Il ne s'agit pas d'un nouveau style ou de quoi que ce soit d'approchant. Il faut trouver une possibilité d'expression différente de tous les arts connus, mettre en forme le vécu différemment, 'peindre avec le temps'. Créer un art pour l'œil qui se différencie du matériau en ce sens qu'il se déroule dans le temps, le rythme du phénomène optique est un de ses éléments essentiels. Un tout nouveau type d'artiste va voir le jour, qui n'était jusque là que latent, à mi-chemin de la peinture et de la musique. C'est la personnalité de l'artiste qui déterminera l'art et la manière de ce phénomène optique, bien entendu. Tentons à titre d'exemple et d'indication de décrire ce qu'il nous est donné de voir.
La technique de la projection est celle de la cinématographie.
Il apparaît sur l'écran une foule chaotique de surfaces noires et anguleuses, qui vont les unes vers les autres avec lourdeur et lenteur. Après un certain temps intervient alors un mouvement tout aussi pesant et sombre, mais ondulatoire, qui a un rapport formel avec la surface anguleuse sombre. La rigidité du mouvement et l'obscurité augmentent jusqu'à ce qu'une certaine fixité soit atteinte. Cette fixité sombre est déchirée par des fulgurances lumineuses, répétées plusieurs fois, toujours plus intenses et plus accélérées. A un certain endroit de l'image on voit se développer un point lumineux en forme d'étoile - le mouvement ondulatoire du début réapparaît  mais cette fois éclairé de plus en plus selon un rythme vif, toujours lié au crescendo du point lumineux. - Des éléments ronds, doux et clairs, s'épanouissent - et se fondent dans la surface anguleuse du début, et atteignent finalement une clarté éclatante et joyeuse, une vivacité dansante de toute l'image, qui débouche sur une immobilité claire et sereine. Un mouvement menaçant, sombre, rampant comme un serpent peut alors commencer, qui enfle, qui repousse la clarté et finalement provoque une lutte vive entre le clair et l'obscur - des formes blanches bougeant comme des chevaux au galop se précipitent contre les masses noires lancées à l'assaut - on assiste à un tohu-bohu tumultueux d'éléments clairs et sombres, jusqu'à ce que l'accroissement triomphant de la lumière apporte un équilibre et une dernière note.

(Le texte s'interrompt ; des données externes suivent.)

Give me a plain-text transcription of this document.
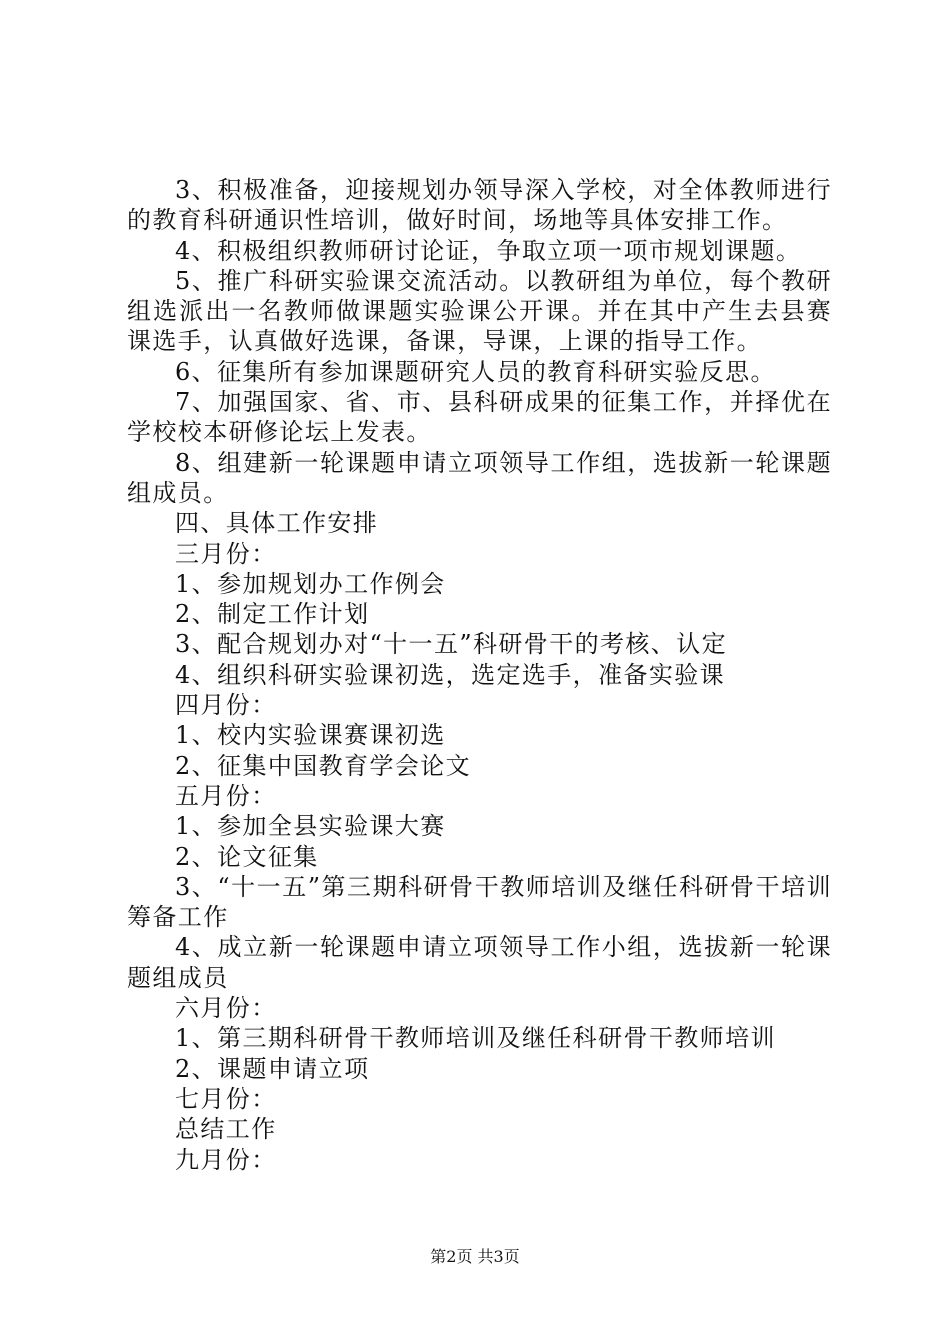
3、积极准备，迎接规划办领导深入学校，对全体教师进行的教育科研通识性培训，做好时间，场地等具体安排工作。

4、积极组织教师研讨论证，争取立项一项市规划课题。

5、推广科研实验课交流活动。以教研组为单位，每个教研组选派出一名教师做课题实验课公开课。并在其中产生去县赛课选手，认真做好选课，备课，导课，上课的指导工作。

6、征集所有参加课题研究人员的教育科研实验反思。

7、加强国家、省、市、县科研成果的征集工作，并择优在学校校本研修论坛上发表。

8、组建新一轮课题申请立项领导工作组，选拔新一轮课题组成员。

四、具体工作安排

三月份：

1、参加规划办工作例会

2、制定工作计划

3、配合规划办对“十一五”科研骨干的考核、认定

4、组织科研实验课初选，选定选手，准备实验课

四月份：

1、校内实验课赛课初选

2、征集中国教育学会论文

五月份：

1、参加全县实验课大赛

2、论文征集

3、“十一五”第三期科研骨干教师培训及继任科研骨干培训筹备工作

4、成立新一轮课题申请立项领导工作小组，选拔新一轮课题组成员

六月份：

1、第三期科研骨干教师培训及继任科研骨干教师培训

2、课题申请立项

七月份：

总结工作

九月份：

第2页 共3页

Voilà ce que 'on peut obtenir - entre autres - en utilisant lumière et obscurité, calme et mouvement, linéarité et rondeur, masse et finesse des détails, - et leurs innombrables nuances et combinaisons. Cet art nouveau ne s'adresse pas au public actuel des salles de cinéma, naturellement. On peut en tous cas compter sur un public beaucoup plus large que la peinture (du seul fait qu'il s'y passe quelque chose). Pour la peinture c'est le spectateur qui doit faire le travail difficile de redonner vie à l'objet figé qu'est le tableau.
Depuis presque dix ans je suis convaincu de la nécessité de cet art. Mais c'est maintenant seulement que je maîtrise les difficultés techniques qui firent obstacle à sa mise en pratique et je sais aujourd'hui que cet art nouveau sera et vivra - car c'est une plante aux racines solides et non pas une vue de l'esprit.